Independente de religião ou crença, acredito que o que sustenta nossa existência passa pelo cultivo de um espírito de gratidão, sem penitências, culpas e outras tranqueiras. Gratidão por estarmos aqui e termos uma alma capaz de detectar o sublime no essencial, fazendo com que todo o supérfluo, que não é pecado desejar, torne-se apenas uma consequência agradável desse nosso olhar íntimo e amoroso a tudo que nos cerca.

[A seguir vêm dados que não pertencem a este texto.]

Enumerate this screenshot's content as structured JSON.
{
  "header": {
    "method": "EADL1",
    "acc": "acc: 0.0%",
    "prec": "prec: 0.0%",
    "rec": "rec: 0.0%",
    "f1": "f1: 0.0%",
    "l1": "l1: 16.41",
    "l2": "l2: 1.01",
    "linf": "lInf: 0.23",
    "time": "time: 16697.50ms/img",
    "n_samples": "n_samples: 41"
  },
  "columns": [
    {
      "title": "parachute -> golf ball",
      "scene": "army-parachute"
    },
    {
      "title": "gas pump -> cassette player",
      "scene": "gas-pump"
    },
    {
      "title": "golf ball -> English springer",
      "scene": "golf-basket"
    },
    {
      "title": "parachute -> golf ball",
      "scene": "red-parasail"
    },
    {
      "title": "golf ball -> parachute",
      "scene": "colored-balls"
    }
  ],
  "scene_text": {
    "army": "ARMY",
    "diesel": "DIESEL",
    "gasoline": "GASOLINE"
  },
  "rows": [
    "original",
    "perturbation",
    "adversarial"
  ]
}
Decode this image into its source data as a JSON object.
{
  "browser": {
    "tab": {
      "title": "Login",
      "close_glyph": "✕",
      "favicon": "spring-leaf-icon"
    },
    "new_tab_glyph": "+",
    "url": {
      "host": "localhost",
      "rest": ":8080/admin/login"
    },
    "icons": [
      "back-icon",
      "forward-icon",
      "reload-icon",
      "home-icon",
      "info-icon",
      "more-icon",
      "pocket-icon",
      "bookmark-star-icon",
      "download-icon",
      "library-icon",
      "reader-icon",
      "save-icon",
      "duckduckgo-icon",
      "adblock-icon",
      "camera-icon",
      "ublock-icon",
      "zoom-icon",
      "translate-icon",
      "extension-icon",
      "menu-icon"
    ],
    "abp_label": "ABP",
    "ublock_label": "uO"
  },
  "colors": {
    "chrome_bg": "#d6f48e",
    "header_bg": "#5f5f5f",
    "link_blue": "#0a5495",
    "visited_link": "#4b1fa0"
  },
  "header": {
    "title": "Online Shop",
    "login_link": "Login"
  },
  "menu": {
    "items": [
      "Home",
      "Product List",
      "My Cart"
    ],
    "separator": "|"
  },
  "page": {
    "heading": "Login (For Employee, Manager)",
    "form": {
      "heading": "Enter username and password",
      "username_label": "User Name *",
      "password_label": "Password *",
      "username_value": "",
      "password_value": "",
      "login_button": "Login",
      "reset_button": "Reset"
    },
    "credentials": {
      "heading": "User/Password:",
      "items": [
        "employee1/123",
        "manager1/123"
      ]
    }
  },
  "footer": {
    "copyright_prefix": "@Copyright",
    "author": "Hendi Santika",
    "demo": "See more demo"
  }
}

Para terminar, deixo um poema lindo que me foi apresentado...

Dá-me a tua mão
Dá-me a tua mão:
Vou agora te contar
como entrei no inexpressivo
que sempre foi a minha busca cega e secreta.
De como entrei
naquilo que existe entre o número um e o número dois,
de como vi a linha de mistério e fogo,
e que é linha sub-reptícia.

Entre duas notas de música existe uma nota,
entre dois fatos existe um fato,
entre dois grãos de areia por mais juntos que estejam
existe um intervalo de espaço,
existe um sentir que é entre o sentir
- nos interstícios da matéria primordial
está a linha de mistério e fogo
que é a respiração do mundo,
e a respiração contínua do mundo
é aquilo que ouvimos
e chamamos de silêncio.

Clarice Lispector

Mas logo agora que a bruxa está solta por aí, logo agora que perdi uma grande amiga, logo agora que os políticos andam perdendo as estribeiras e lavando a roupa suja no plenário, eu venho falar de poesia?
Pois é, pareceu-me bastante oportuno.
Fiquem em paz!
Bjo, bjo, bjo.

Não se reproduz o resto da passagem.